From the coordinates above to Southbury it is about 5.5 miles, one way. You'll be on a wide path with a mix of hard pack dirt and gravel. Very easy and flat, unless it's been raining for a few days, in which case some parts can get a bit muddy. Overall, this part of the path is shady and well maintained with beautiful, tall trees, occasional bodies of water, and interesting rock formations. Just gorgeous! On this part of the trail, you can relax and pass people easily. Would be wonderful for a post-Thanksgiving dinner walk or a ramble with the dog. The Naugatuck-to-western-outskirts of Naugatuck portion of Larkin Bridle, by contrast, while still very doable on a bike, is much more weedy, woodsy, and rocky, with brief portions that have very steep ups-and-downs near road crossings. For a more relaxing experience, I recommend the west-of-Naugatuck to Southbury portion, starting at the coordinates above and heading toward Southbury.

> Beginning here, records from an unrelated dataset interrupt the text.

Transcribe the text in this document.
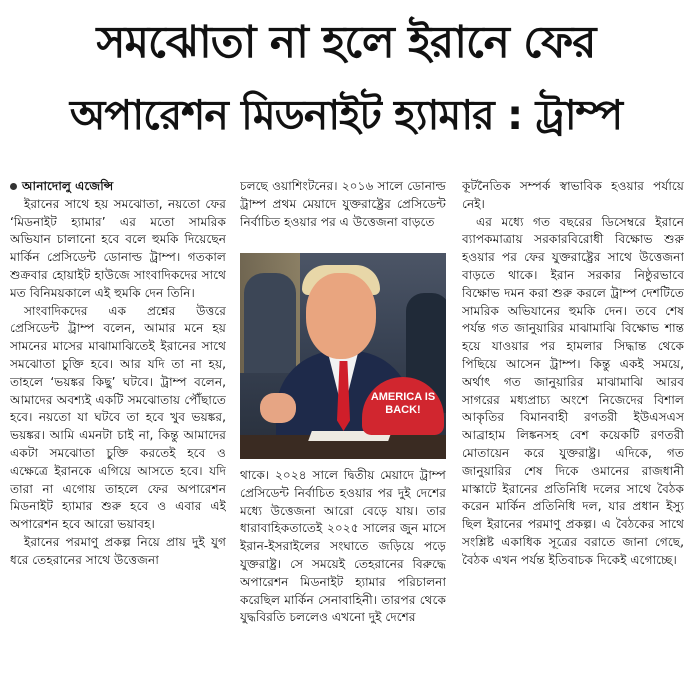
সমঝোতা না হলে ইরানে ফের
অপারেশন মিডনাইট হ্যামার : ট্রাম্প
আনাদোলু এজেন্সি

ইরানের সাথে হয় সমঝোতা, নয়তো ফের ‘মিডনাইট হ্যামার’ এর মতো সামরিক অভিযান চালানো হবে বলে হুমকি দিয়েছেন মার্কিন প্রেসিডেন্ট ডোনাল্ড ট্রাম্প। গতকাল শুক্রবার হোয়াইট হাউজে সাংবাদিকদের সাথে মত বিনিময়কালে এই হুমকি দেন তিনি।

সাংবাদিকদের এক প্রশ্নের উত্তরে প্রেসিডেন্ট ট্রাম্প বলেন, আমার মনে হয় সামনের মাসের মাঝামাঝিতেই ইরানের সাথে সমঝোতা চুক্তি হবে। আর যদি তা না হয়, তাহলে ‘ভয়ঙ্কর কিছু’ ঘটবে। ট্রাম্প বলেন, আমাদের অবশ্যই একটি সমঝোতায় পৌঁছাতে হবে। নয়তো যা ঘটবে তা হবে খুব ভয়ঙ্কর, ভয়ঙ্কর। আমি এমনটা চাই না, কিন্তু আমাদের একটা সমঝোতা চুক্তি করতেই হবে ও এক্ষেত্রে ইরানকে এগিয়ে আসতে হবে। যদি তারা না এগোয় তাহলে ফের অপারেশন মিডনাইট হ্যামার শুরু হবে ও এবার এই অপারেশন হবে আরো ভয়াবহ।

ইরানের পরমাণু প্রকল্প নিয়ে প্রায় দুই যুগ ধরে তেহরানের সাথে উত্তেজনা

চলছে ওয়াশিংটনের। ২০১৬ সালে ডোনাল্ড ট্রাম্প প্রথম মেয়াদে যুক্তরাষ্ট্রের প্রেসিডেন্ট নির্বাচিত হওয়ার পর এ উত্তেজনা বাড়তে
AMERICA IS BACK!
থাকে। ২০২৪ সালে দ্বিতীয় মেয়াদে ট্রাম্প প্রেসিডেন্ট নির্বাচিত হওয়ার পর দুই দেশের মধ্যে উত্তেজনা আরো বেড়ে যায়। তার ধারাবাহিকতাতেই ২০২৫ সালের জুন মাসে ইরান-ইসরাইলের সংঘাতে জড়িয়ে পড়ে যুক্তরাষ্ট্র। সে সময়েই তেহরানের বিরুদ্ধে অপারেশন মিডনাইট হ্যামার পরিচালনা করেছিল মার্কিন সেনাবাহিনী। তারপর থেকে যুদ্ধবিরতি চললেও এখনো দুই দেশের

কূটনৈতিক সম্পর্ক স্বাভাবিক হওয়ার পর্যায়ে নেই।

এর মধ্যে গত বছরের ডিসেম্বরে ইরানে ব্যাপকমাত্রায় সরকারবিরোধী বিক্ষোভ শুরু হওয়ার পর ফের যুক্তরাষ্ট্রের সাথে উত্তেজনা বাড়তে থাকে। ইরান সরকার নিষ্ঠুরভাবে বিক্ষোভ দমন করা শুরু করলে ট্রাম্প দেশটিতে সামরিক অভিযানের হুমকি দেন। তবে শেষ পর্যন্ত গত জানুয়ারির মাঝামাঝি বিক্ষোভ শান্ত হয়ে যাওয়ার পর হামলার সিদ্ধান্ত থেকে পিছিয়ে আসেন ট্রাম্প। কিন্তু একই সময়ে, অর্থাৎ গত জানুয়ারির মাঝামাঝি আরব সাগরের মধ্যপ্রাচ্য অংশে নিজেদের বিশাল আকৃতির বিমানবাহী রণতরী ইউএসএস আব্রাহাম লিঙ্কনসহ বেশ কয়েকটি রণতরী মোতায়েন করে যুক্তরাষ্ট্র। এদিকে, গত জানুয়ারির শেষ দিকে ওমানের রাজধানী মাস্কাটে ইরানের প্রতিনিধি দলের সাথে বৈঠক করেন মার্কিন প্রতিনিধি দল, যার প্রধান ইস্যু ছিল ইরানের পরমাণু প্রকল্প। এ বৈঠকের সাথে সংশ্লিষ্ট একাধিক সূত্রের বরাতে জানা গেছে, বৈঠক এখন পর্যন্ত ইতিবাচক দিকেই এগোচ্ছে।
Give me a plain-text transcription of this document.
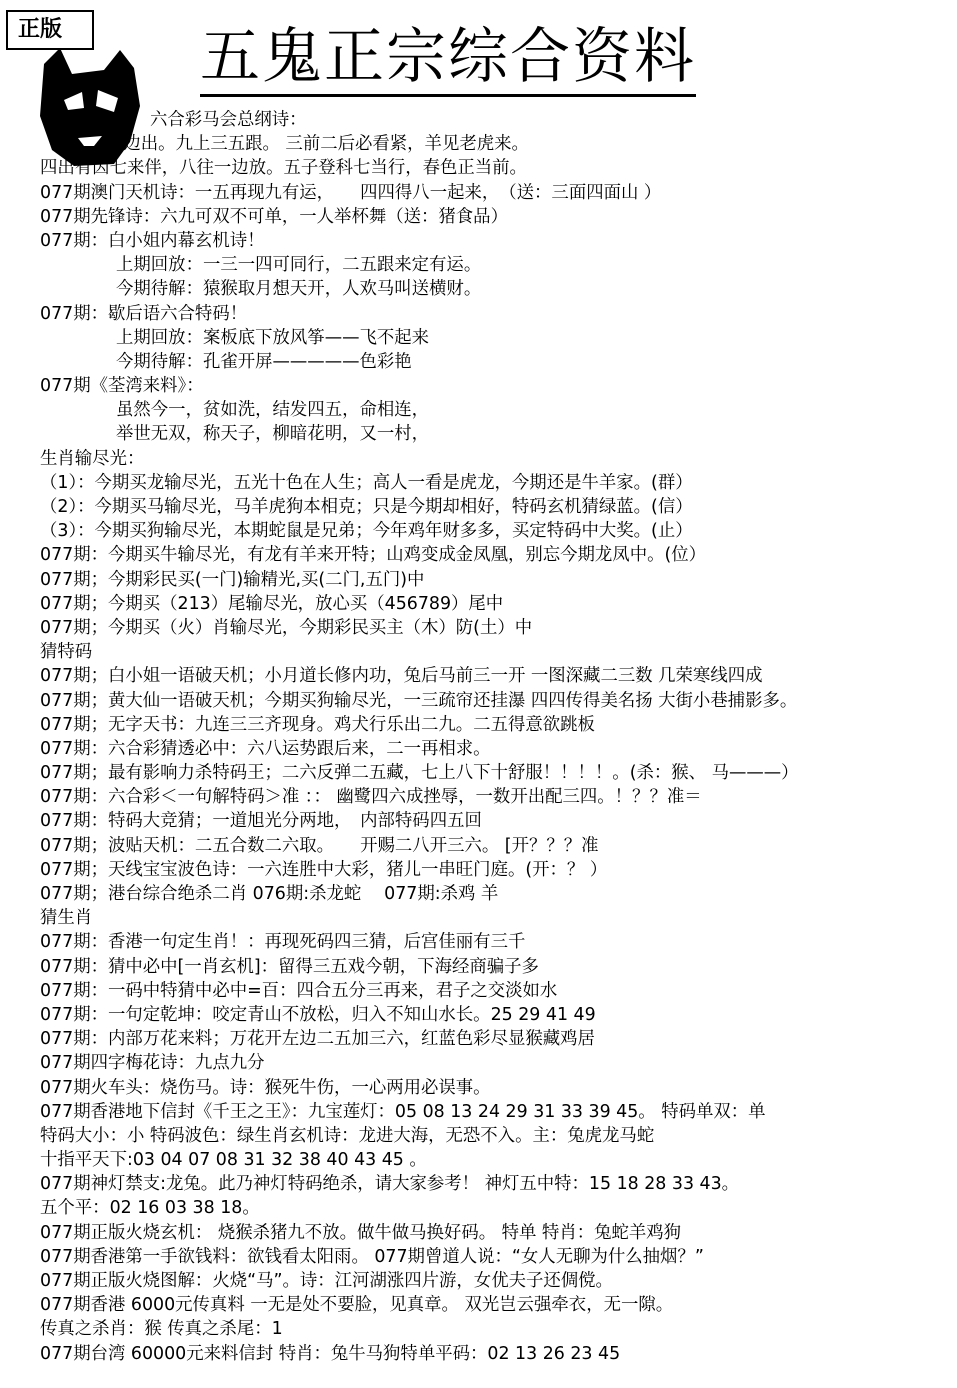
正版	五鬼正宗综合资料
六合彩马会总纲诗：
两边出。九上三五跟。 三前二后必看紧，羊见老虎来。
四出有因七来伴，八往一边放。五子登科七当行，春色正当前。
077期澳门天机诗：一五再现九有运，　　四四得八一起来，　（送：三面四面山 ）
077期先锋诗：六九可双不可单，一人举杯舞（送：猪食品）
077期：白小姐内幕玄机诗！
上期回放：一三一四可同行，二五跟来定有运。
今期待解：猿猴取月想天开，人欢马叫送横财。
077期：歇后语六合特码！
上期回放：案板底下放风筝——飞不起来
今期待解：孔雀开屏—————色彩艳
077期《荃湾来料》：
虽然今一，贫如洗，结发四五，命相连，
举世无双，称天子，柳暗花明，又一村，
生肖输尽光：
（1）：今期买龙输尽光，五光十色在人生；高人一看是虎龙，今期还是牛羊家。(群）
（2）：今期买马输尽光，马羊虎狗本相克；只是今期却相好，特码玄机猜绿蓝。(信）
（3）：今期买狗输尽光，本期蛇鼠是兄弟；今年鸡年财多多，买定特码中大奖。(止）
077期：今期买牛输尽光，有龙有羊来开特；山鸡变成金凤凰，别忘今期龙凤中。(位）
077期；今期彩民买(一门)输精光,买(二门,五门)中
077期；今期买（213）尾输尽光，放心买（456789）尾中
077期；今期买（火）肖输尽光，今期彩民买主（木）防(土）中
猜特码
077期；白小姐一语破天机；小月道长修内功，兔后马前三一开 一图深藏二三数 几荣寒线四成
077期；黄大仙一语破天机；今期买狗输尽光，一三疏帘还挂瀑 四四传得美名扬 大街小巷捕影多。
077期；无字天书：九连三三齐现身。鸡犬行乐出二九。二五得意欲跳板
077期：六合彩猜透必中：六八运势跟后来，二一再相求。
077期；最有影响力杀特码王；二六反弹二五藏，七上八下十舒服！！！！。(杀：猴、 马———）
077期：六合彩＜一句解特码＞准 ：： 幽鹭四六成挫辱，一数开出配三四。！？？准＝
077期：特码大竞猜；一道旭光分两地，　内部特码四五回
077期；波贴天机：二五合数二六取。　　开赐二八开三六。 [开？？？准
077期；天线宝宝波色诗：一六连胜中大彩，猪儿一串旺门庭。(开：？ ）
077期；港台综合绝杀二肖 076期:杀龙蛇　 077期:杀鸡 羊
猜生肖
077期：香港一句定生肖！：再现死码四三猜，后宫佳丽有三千
077期：猜中必中[一肖玄机]：留得三五戏今朝，下海经商骗子多
077期：一码中特猜中必中=百：四合五分三再来，君子之交淡如水
077期：一句定乾坤：咬定青山不放松，归入不知山水长。25 29 41 49
077期：内部万花来料；万花开左边二五加三六，红蓝色彩尽显猴藏鸡居
077期四字梅花诗：九点九分
077期火车头：烧伤马。诗：猴死牛伤，一心两用必误事。
077期香港地下信封《千王之王》：九宝莲灯：05 08 13 24 29 31 33 39 45。 特码单双：单
特码大小：小 特码波色：绿生肖玄机诗：龙进大海，无恐不入。主：兔虎龙马蛇
十指平天下:03 04 07 08 31 32 38 40 43 45 。
077期神灯禁支:龙兔。此乃神灯特码绝杀，请大家参考！ 神灯五中特：15 18 28 33 43。
五个平：02 16 03 38 18。
077期正版火烧玄机： 烧猴杀猪九不放。做牛做马换好码。 特单 特肖：兔蛇羊鸡狗
077期香港第一手欲钱料：欲钱看太阳雨。 077期曾道人说：“女人无聊为什么抽烟？”
077期正版火烧图解：火烧“马”。诗：江河湖涨四片游，女优夫子还倜傥。
077期香港 6000元传真料 一无是处不要脸，见真章。 双光岂云强牵衣，无一隙。
传真之杀肖：猴 传真之杀尾：1
077期台湾 60000元来料信封 特肖：兔牛马狗特单平码：02 13 26 23 45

Rode Plainville CT to CT/MA border. Northern section. I like that you go through many towns on the lower half then out in the country from Simsbury north. Beautiful scenery. Paved the whole way, some sections with roots coming through.
While the portion along the River is nice. The upper half from Simbury to Canton is terrible. Mostly on road, 10% grades, poorly marked. We had to use rail to trails app and use GPS so we did not get lost. I’d rate it one star but the Canton to Farmington section is nicer. Stick with the Farmington Canal Trail only if your visiting from out of town like we were.
Paved trail, it’s clean, 10+ miles long. Well maintained. Great views and you may see turkeys, deer and ground hogs/ gofer not sure what they were. There are bugs out that will hit you in the face and stick to your body will riding
The trail is so boring only 1 biker in the entire trail
Very nice fully paved trail. Saw some gophers and deer along the way. Maybe an eagle too but not sure. Might have been a hawk or a vulture. Parked at senior center as recommended in the trail information section.
I went to ride this trail for the first time from New York State. It was fair at best. It’s probably fine for folks who live there and know where to go when the actual trail ends. Being it was my first ride there, I could have used a couple of signs to direct me in the right direction. I got to Collinsville and had no idea where I was going. Finally gave up and went back. It could use a little maintenance along the River where the tree roots break through the pavement. Not impressed.